Imaging through diffusive layers using speckle pattern fractal analysis and application to embedded object detection in tissues

The absorption effect of the back surface boundary of a diffuse layer was studied via laser generated reflection speckle pattern. The spatial speckle intensity provided by a laser beam was measured. The speckle data were analyzed in terms of fractal dimension (computed by NIH ImageJ software via the box counting fractal method) and weak localization theory based on Mie scattering. Bar code imaging was modeled as binary absorption contrast and scanning resolution in millimeter range was achieved for diffusive layers up to thirty transport mean free path thick.

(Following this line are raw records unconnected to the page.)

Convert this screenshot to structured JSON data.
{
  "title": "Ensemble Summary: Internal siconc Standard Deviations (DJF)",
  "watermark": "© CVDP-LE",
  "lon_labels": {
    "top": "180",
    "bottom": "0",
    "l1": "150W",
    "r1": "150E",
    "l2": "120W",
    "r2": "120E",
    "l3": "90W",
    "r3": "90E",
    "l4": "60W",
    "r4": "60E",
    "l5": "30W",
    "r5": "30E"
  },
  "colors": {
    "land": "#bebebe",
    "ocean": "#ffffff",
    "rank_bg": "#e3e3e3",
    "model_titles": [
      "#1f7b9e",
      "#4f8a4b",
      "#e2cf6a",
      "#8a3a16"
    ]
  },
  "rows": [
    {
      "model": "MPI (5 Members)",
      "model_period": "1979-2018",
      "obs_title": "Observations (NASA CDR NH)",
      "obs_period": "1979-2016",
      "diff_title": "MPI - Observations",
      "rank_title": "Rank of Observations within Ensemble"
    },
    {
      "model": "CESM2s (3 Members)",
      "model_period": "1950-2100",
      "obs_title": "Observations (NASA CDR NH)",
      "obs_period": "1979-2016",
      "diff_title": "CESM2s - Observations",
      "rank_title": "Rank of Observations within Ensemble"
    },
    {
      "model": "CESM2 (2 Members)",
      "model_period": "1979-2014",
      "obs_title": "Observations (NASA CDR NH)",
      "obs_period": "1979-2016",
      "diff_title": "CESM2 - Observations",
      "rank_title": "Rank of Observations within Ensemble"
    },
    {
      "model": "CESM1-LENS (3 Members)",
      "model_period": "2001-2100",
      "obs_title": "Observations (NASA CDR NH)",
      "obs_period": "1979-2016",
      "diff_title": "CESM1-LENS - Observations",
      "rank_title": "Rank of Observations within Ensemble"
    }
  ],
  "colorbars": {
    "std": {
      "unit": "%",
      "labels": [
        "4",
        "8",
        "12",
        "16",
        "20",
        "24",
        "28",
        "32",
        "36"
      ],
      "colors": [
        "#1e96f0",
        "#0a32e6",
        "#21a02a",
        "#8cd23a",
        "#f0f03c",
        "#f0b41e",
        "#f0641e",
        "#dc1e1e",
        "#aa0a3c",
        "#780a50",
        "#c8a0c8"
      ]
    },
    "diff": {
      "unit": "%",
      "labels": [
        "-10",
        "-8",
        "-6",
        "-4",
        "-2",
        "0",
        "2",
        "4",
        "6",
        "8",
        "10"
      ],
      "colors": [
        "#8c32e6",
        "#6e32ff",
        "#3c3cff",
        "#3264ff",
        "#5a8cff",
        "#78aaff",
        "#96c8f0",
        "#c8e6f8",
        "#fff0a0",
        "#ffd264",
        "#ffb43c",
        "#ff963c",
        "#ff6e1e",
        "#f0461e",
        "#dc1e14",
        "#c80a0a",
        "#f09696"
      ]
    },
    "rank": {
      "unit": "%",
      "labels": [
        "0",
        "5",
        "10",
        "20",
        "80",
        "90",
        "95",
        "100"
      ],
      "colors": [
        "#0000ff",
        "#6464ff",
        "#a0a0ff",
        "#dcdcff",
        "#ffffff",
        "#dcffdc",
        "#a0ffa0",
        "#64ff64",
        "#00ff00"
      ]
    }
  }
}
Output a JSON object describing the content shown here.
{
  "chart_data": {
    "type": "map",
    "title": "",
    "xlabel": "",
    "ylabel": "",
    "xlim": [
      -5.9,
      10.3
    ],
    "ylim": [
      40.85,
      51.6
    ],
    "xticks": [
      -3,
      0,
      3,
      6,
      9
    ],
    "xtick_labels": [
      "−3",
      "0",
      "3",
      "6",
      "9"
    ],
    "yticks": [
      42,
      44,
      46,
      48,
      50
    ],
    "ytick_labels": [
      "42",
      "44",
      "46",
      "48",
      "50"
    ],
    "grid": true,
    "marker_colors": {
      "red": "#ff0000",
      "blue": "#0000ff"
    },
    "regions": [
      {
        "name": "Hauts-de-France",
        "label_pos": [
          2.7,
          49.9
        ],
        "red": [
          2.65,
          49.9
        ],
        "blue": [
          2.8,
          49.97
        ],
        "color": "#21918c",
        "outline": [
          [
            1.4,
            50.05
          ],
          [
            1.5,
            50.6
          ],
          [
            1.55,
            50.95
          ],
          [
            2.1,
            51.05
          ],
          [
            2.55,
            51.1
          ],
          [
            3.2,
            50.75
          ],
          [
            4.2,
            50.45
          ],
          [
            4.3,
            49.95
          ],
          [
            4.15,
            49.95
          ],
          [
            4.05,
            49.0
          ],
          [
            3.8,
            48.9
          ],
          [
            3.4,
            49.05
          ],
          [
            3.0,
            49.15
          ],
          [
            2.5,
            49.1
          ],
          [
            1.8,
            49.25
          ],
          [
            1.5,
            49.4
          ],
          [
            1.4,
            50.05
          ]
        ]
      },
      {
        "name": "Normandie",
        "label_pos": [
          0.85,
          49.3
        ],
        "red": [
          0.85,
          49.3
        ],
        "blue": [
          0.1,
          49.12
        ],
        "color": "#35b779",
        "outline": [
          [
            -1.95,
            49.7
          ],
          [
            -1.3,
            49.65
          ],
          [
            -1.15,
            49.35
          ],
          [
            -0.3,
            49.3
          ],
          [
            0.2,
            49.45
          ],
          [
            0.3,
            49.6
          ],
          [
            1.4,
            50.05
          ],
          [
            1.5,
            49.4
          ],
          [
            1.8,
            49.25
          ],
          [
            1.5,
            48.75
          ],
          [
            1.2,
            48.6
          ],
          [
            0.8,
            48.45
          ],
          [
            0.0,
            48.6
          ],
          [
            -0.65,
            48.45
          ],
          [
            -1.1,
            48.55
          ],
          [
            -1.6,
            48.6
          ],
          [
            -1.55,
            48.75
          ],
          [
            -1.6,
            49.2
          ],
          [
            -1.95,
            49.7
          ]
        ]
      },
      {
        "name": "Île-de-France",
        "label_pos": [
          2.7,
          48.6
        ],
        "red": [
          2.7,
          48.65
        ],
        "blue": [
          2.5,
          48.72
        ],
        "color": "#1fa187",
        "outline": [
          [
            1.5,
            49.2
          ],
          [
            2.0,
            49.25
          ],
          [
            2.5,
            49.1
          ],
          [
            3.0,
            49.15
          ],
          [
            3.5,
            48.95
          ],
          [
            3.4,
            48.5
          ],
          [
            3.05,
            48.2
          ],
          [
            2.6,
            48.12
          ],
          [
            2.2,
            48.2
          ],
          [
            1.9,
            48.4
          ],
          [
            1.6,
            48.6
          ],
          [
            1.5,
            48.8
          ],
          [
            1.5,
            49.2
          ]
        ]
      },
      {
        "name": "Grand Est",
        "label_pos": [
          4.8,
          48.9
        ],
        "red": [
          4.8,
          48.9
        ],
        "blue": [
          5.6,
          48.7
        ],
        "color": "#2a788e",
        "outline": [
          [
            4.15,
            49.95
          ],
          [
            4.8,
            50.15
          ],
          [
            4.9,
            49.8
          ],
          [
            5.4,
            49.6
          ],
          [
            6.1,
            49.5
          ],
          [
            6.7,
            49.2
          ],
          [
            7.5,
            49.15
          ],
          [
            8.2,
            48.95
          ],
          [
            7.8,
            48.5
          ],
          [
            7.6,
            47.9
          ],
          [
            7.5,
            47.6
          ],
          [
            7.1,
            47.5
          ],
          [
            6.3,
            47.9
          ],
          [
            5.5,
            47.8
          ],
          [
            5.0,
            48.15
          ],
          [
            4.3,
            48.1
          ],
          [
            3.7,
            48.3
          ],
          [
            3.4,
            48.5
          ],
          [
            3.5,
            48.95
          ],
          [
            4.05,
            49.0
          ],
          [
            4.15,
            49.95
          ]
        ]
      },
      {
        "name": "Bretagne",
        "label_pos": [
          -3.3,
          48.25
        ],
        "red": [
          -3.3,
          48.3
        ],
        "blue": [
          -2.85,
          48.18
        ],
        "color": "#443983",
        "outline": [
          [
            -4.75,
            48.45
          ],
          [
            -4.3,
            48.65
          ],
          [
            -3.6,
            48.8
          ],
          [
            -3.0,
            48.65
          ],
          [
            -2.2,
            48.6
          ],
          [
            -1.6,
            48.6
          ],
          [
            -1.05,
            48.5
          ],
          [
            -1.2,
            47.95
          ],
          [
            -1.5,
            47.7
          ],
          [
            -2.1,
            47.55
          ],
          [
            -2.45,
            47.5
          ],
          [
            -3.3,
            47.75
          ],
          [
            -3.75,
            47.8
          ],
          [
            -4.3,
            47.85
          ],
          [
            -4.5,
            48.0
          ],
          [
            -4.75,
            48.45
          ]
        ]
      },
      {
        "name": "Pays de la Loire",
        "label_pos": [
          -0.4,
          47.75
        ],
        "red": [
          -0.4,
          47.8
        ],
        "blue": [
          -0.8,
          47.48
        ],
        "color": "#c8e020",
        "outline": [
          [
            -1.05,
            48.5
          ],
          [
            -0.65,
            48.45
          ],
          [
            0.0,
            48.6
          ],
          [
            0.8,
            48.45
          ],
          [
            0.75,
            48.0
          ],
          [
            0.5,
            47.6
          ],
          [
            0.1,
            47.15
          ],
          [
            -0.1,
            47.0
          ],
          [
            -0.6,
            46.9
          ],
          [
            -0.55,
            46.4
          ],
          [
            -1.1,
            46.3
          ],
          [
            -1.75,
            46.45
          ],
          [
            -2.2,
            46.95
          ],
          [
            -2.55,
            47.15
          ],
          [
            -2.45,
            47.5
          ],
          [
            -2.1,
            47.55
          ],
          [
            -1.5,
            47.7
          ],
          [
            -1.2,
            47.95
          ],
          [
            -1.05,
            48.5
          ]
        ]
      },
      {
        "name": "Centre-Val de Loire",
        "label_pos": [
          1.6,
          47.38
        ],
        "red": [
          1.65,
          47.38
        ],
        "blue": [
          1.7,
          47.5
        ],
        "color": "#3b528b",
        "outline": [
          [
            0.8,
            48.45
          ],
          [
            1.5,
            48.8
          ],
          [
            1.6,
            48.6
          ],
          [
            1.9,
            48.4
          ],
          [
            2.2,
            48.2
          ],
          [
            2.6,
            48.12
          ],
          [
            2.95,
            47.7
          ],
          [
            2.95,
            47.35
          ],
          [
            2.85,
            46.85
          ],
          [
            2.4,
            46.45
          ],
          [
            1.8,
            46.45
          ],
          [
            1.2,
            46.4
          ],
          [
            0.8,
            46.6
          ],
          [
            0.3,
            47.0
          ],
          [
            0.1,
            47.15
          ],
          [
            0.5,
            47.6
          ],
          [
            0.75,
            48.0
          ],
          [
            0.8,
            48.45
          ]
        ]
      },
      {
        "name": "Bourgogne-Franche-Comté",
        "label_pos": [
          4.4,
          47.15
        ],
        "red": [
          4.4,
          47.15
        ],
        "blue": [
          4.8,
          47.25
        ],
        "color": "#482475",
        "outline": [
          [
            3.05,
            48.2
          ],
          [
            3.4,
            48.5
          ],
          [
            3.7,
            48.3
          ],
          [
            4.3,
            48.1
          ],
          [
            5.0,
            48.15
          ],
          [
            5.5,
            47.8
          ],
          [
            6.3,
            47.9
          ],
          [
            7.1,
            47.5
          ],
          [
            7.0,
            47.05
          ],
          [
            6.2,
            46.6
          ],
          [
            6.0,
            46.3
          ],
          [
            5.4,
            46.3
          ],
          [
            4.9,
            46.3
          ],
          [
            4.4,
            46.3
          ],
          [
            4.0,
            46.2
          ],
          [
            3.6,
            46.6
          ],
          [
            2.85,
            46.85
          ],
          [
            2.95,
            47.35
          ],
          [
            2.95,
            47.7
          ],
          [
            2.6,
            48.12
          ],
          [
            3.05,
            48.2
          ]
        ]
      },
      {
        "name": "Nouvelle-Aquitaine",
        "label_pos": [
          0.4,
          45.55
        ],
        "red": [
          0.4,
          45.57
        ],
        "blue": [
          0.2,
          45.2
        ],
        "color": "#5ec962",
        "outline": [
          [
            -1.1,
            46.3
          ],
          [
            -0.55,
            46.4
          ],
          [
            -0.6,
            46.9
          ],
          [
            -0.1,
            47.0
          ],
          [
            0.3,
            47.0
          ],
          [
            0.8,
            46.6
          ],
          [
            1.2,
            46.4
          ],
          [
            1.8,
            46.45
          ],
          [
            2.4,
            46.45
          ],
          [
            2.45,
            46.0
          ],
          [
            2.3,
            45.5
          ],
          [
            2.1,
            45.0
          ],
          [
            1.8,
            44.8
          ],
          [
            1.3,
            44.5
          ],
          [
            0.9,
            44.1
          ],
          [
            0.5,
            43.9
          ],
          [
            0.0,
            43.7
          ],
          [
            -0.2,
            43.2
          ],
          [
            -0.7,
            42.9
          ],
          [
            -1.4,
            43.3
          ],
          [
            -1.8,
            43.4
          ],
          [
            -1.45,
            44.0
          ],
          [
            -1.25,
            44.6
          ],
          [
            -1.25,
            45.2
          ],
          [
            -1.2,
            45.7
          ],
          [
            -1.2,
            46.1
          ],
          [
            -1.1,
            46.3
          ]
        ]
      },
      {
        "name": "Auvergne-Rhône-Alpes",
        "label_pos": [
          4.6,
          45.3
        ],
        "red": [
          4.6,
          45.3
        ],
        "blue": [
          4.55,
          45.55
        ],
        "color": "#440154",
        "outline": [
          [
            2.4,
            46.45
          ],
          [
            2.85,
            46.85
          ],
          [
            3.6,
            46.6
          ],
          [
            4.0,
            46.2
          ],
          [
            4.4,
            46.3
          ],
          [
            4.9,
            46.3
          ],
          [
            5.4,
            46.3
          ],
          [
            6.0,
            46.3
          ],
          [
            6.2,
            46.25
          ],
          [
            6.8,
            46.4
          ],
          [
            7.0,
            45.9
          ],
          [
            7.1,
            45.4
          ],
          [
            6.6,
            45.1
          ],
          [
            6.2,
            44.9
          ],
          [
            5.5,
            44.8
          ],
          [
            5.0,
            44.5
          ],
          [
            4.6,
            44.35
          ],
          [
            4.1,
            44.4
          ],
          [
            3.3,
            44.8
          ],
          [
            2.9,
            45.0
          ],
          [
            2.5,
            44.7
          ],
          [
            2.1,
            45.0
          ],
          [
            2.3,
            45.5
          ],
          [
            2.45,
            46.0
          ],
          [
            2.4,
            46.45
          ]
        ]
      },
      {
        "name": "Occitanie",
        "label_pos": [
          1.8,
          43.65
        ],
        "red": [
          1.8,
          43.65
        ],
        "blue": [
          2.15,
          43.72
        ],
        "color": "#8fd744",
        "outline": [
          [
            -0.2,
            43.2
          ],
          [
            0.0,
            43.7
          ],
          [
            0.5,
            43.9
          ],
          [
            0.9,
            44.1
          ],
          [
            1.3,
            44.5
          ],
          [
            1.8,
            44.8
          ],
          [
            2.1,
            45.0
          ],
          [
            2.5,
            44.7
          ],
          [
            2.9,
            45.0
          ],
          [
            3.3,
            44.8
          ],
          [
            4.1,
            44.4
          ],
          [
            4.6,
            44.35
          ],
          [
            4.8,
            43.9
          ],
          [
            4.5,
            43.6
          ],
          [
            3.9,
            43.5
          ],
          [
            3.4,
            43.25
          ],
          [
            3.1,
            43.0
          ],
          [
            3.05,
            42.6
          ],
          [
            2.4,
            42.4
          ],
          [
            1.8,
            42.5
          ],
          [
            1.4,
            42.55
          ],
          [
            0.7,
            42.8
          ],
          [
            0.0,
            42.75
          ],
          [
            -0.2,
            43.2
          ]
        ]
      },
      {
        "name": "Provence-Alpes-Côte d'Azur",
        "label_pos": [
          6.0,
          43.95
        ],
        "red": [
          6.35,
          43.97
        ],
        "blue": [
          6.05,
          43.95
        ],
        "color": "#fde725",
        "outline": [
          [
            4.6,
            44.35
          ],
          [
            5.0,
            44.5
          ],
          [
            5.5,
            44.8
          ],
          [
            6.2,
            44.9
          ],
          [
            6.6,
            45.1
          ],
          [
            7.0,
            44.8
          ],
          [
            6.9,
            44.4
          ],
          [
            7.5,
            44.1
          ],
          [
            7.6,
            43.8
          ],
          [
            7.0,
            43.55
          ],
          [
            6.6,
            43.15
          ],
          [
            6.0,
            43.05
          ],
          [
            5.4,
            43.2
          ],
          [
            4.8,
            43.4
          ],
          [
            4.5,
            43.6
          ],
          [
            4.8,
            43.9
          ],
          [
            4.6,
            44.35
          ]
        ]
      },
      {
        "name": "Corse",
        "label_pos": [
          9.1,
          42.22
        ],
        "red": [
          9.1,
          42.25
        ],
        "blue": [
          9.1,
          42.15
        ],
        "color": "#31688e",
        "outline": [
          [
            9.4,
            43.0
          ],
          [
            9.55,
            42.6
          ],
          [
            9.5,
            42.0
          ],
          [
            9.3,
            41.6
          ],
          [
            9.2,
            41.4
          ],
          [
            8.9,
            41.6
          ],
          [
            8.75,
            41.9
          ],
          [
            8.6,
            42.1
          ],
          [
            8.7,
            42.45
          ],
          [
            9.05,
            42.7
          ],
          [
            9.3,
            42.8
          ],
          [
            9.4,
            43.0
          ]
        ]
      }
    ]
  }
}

Samples included alumina, porous glass and chicken tissue. Computer simulation was used to study the effect of speckle spatial distribution and observed fractal dimension differences were ascribed to variance controlled speckle sizes. Fractal dimension suppressions were observed in samples that had thickness dimensions around ten transport mean free path. Computer simulation suggested a maximum fractal dimension of about 2 and that subtracting information could lower fractal dimension. The fractal dimension was shown to be sensitive to sample thickness up to about fifteen transport mean free paths, and embedded objects which modified 20% or more of the effective thickness was shown to be detectable. The box counting fractal method was supplemented with the Higuchi data series fractal method and application to architectural distortion mammograms was demonstrated. The use of fractals in diffusive analysis would provide a simple language for a dialog between optics experts and mammography radiologists, facilitating the applications of laser diagnostics in tissues.